Dès 1964, Rouhollah Khomeini est au travail à Nadjaf. Le lendemain de son arrivée, al-Da'oua lui a envoyé une délégation qui n'a pas la tâche facile: Khomeini aimerait comprendre pourquoi le chah finance en sous-main les frères irakiens; ceux-ci chi'ites certes mais Arabes, trouvent parfois les frères perses un peu pesants. Mais les soupçons se dissipent. Grâce à son appareil international, al-Da'oua va populariser la cause de l'islam iranien dans l'oumma; des proches de Khomeini participent aux séminaires de Mohamed-Bakr al-Sadr, où s'élabore en partie le socle doctrinal de la Constitution islamique de 1979. Mais, dès 1970, la répression anti-islamique s'aggrave en Irak. En 1974, plusieurs dirigeants d'al-Da'oua sont arrêtés - et 5 d'entre eux, pendus. Courage rare dans l'Irak bassiste, Khomeini proteste de façon publique et vigoureuse. Mais ni la bravoure ni la discrétion n'empêchent que la Savak en Iran, les omniprésentes polices irakiennes sont une gêne considérable pour qui veut publier, populariser des idées non conformistes. Tout ce travail va donc se faire à partir du Liban, où est fondée, dès 1969, la branche locale d'al-Da'oua.

AU LIBAN, TOUT PEUT S'ECRIRE, TOUT PEUT SE FAIRE...

Le Liban jouit en effet depuis son indépendance d'un luxe sans égal dans la région: une totale liberté d'édition - presse et livres - et joue ainsi pour le reste du monde arabo-musulman un rôle comparable à celui de la Hollande dans l'Europe de XVIIIe siècle; terre d'asile et lieu d'expression à la fois. Mais depuis la fin des années 60, le miracle libanais tourne au cauchemar: l'affaire palestinienne empoisonne les rapports entre les communautés les plus puissantes, chrétienne, musulmane et druze. Rien de bien neuf sur une terre où sévit depuis des siècles une guerre civile larvée. Mais, à l'approche de l'orage, voici que surgissent ceux que l'on n'attendait pas: la plèbe misérable et pieuse de ces éternels exploités, les chi'ites.

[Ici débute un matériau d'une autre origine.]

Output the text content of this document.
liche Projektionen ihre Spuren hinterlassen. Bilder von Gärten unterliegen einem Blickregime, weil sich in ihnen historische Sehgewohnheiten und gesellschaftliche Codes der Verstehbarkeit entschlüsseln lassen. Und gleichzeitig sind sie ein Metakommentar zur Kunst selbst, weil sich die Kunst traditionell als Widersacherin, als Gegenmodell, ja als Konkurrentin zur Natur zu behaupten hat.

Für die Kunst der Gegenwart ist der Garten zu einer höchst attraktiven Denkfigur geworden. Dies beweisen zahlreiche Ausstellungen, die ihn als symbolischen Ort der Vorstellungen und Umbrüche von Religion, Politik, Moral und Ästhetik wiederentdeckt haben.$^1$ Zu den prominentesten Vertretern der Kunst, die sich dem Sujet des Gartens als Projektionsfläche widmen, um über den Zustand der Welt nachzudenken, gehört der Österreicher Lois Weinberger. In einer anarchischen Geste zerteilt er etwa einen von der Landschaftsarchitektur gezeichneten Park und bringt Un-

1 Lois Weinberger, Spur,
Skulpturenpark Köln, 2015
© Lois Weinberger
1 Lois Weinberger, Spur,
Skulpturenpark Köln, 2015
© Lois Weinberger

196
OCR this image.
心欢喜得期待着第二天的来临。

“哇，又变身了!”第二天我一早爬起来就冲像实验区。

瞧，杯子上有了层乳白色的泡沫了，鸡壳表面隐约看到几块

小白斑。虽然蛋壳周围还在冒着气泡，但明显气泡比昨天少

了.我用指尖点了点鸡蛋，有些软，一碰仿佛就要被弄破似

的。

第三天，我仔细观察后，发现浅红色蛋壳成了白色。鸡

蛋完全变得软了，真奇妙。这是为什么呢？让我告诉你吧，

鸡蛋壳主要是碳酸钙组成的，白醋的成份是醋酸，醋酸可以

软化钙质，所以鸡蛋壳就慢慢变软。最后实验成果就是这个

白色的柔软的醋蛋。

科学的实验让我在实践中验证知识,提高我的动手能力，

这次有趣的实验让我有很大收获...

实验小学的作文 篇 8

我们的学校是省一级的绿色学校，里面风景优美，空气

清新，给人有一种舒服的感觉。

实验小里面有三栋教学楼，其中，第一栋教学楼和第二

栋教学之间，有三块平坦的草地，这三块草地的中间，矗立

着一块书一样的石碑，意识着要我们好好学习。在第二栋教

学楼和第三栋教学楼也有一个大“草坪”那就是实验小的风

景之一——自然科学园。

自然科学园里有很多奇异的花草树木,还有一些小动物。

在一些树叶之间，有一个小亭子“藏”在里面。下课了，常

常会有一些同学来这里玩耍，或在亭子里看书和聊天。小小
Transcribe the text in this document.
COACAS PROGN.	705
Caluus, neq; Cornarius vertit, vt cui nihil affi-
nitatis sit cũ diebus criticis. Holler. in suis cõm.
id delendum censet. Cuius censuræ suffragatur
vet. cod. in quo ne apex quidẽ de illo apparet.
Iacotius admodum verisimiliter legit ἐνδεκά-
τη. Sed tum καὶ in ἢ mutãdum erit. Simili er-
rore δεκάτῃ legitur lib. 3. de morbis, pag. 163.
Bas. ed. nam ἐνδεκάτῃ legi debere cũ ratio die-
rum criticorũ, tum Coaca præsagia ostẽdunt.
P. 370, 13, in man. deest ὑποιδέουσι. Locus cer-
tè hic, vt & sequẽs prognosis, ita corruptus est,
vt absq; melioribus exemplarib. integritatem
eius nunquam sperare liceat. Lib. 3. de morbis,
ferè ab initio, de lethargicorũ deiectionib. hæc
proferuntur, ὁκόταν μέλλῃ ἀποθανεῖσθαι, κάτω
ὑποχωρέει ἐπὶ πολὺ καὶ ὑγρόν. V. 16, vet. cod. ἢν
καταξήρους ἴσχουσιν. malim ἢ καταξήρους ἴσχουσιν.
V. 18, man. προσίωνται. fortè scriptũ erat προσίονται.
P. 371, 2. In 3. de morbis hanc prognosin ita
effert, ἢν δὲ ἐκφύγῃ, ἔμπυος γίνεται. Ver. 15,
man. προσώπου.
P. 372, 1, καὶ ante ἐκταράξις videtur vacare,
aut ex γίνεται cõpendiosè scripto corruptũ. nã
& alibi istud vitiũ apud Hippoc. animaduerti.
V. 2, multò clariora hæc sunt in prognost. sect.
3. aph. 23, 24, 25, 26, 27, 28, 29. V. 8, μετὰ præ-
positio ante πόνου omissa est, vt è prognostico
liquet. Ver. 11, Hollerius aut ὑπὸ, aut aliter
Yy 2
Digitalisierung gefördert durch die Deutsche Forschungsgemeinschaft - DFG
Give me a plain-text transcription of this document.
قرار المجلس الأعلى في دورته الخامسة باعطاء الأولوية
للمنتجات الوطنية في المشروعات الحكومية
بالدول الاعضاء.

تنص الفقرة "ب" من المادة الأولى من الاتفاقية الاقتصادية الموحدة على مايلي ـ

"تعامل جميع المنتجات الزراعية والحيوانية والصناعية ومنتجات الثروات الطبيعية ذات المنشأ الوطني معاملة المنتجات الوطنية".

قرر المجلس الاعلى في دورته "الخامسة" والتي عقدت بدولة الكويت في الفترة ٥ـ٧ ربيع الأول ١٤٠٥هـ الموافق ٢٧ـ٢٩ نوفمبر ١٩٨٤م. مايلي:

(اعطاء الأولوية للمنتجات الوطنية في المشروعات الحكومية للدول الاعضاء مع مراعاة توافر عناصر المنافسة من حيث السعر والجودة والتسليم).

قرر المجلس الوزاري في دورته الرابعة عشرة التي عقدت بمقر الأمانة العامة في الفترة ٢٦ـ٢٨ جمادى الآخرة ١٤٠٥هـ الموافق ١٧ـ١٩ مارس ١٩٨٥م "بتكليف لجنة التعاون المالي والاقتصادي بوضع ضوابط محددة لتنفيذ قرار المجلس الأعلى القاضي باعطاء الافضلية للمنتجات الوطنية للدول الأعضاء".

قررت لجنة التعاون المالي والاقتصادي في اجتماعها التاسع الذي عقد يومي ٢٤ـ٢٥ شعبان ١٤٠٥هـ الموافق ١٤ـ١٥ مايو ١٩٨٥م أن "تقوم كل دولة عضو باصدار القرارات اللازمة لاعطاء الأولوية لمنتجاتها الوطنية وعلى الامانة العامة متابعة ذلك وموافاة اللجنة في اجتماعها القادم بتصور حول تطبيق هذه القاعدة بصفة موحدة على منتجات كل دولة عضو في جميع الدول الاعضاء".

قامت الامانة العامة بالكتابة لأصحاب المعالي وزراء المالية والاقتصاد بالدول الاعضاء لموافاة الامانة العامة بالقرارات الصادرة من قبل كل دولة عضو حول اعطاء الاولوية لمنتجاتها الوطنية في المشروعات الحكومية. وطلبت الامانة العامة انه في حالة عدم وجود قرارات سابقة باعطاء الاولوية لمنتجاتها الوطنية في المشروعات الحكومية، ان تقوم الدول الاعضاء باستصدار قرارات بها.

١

L'homme qui est à l'origine de l'irruption de sa communauté sur la scène du grand jeu politique libanais - donc arabe - est lui aussi un pur produit des séminaires de Nadjaf. Fils d'un ayatollah de Qom, Moussa Sadr a participé au "cercle scientifique" de son cousin et beau-frère Mohamed-Bakr al-Sadr. C'est là qu'à partir des écrits du Vie Imam Impeccable, Ja'afar, il élabore sa doctrine qui divise le monde entre "l'arrogance mondiale" et les masses opprimées: le socle conceptuel du Mouvement des déshérités - l'ancêtre direct d'AMAL -qu'il lance au Liban en 1973, après plusieurs années de travail souterrain.

Entre son arrivée à Tyr en 1959 et une disparition jamais élucidée en Libye, en août 1978, Moussa Sadr va doter les chi'ites libanais d'un appareil politico-militaire capable de tenir le choc dans une guerre civile qu'il sent imminent et travailler à la révolution islamique. Dès le début des années 70, il organise, via la Syrie, la contrebande d'armes à destination de Téhéran. C'est en 1972 que les 12 premiers fedayin iraniens - trois femmes, 9 hommes -arrivent au sud du Liban, pour un séjour de deux ans. Entraînés dans les camps du Fatah d'Arafat, ils participent à la guérilla contre Israël. En 1976, il y a plus de 700 iraniens aguerris: le noyau des futurs Gardiens de la révolution. Leur chef, Mustafa Tchamran, Premier ministre de la Défense de la République islamique, restera d'ailleurs jusqu'à sa mort membre du Conseil de commandement d'AMAL. Bien entendu, Moussa Sadr prend également en charge, avec la section libanaise d'al-Da'oua, le travail d'édition et de propagande islamique, impraticable en Iran et en Irak. Au Liban en priorité: en décembre1978, lors des défilés du grand deuil de l'Achoura, de Beyrouth à Tyr, de Baalbek à Nabatiyeh, les foules chi'ites clament leur appui à Khomeini.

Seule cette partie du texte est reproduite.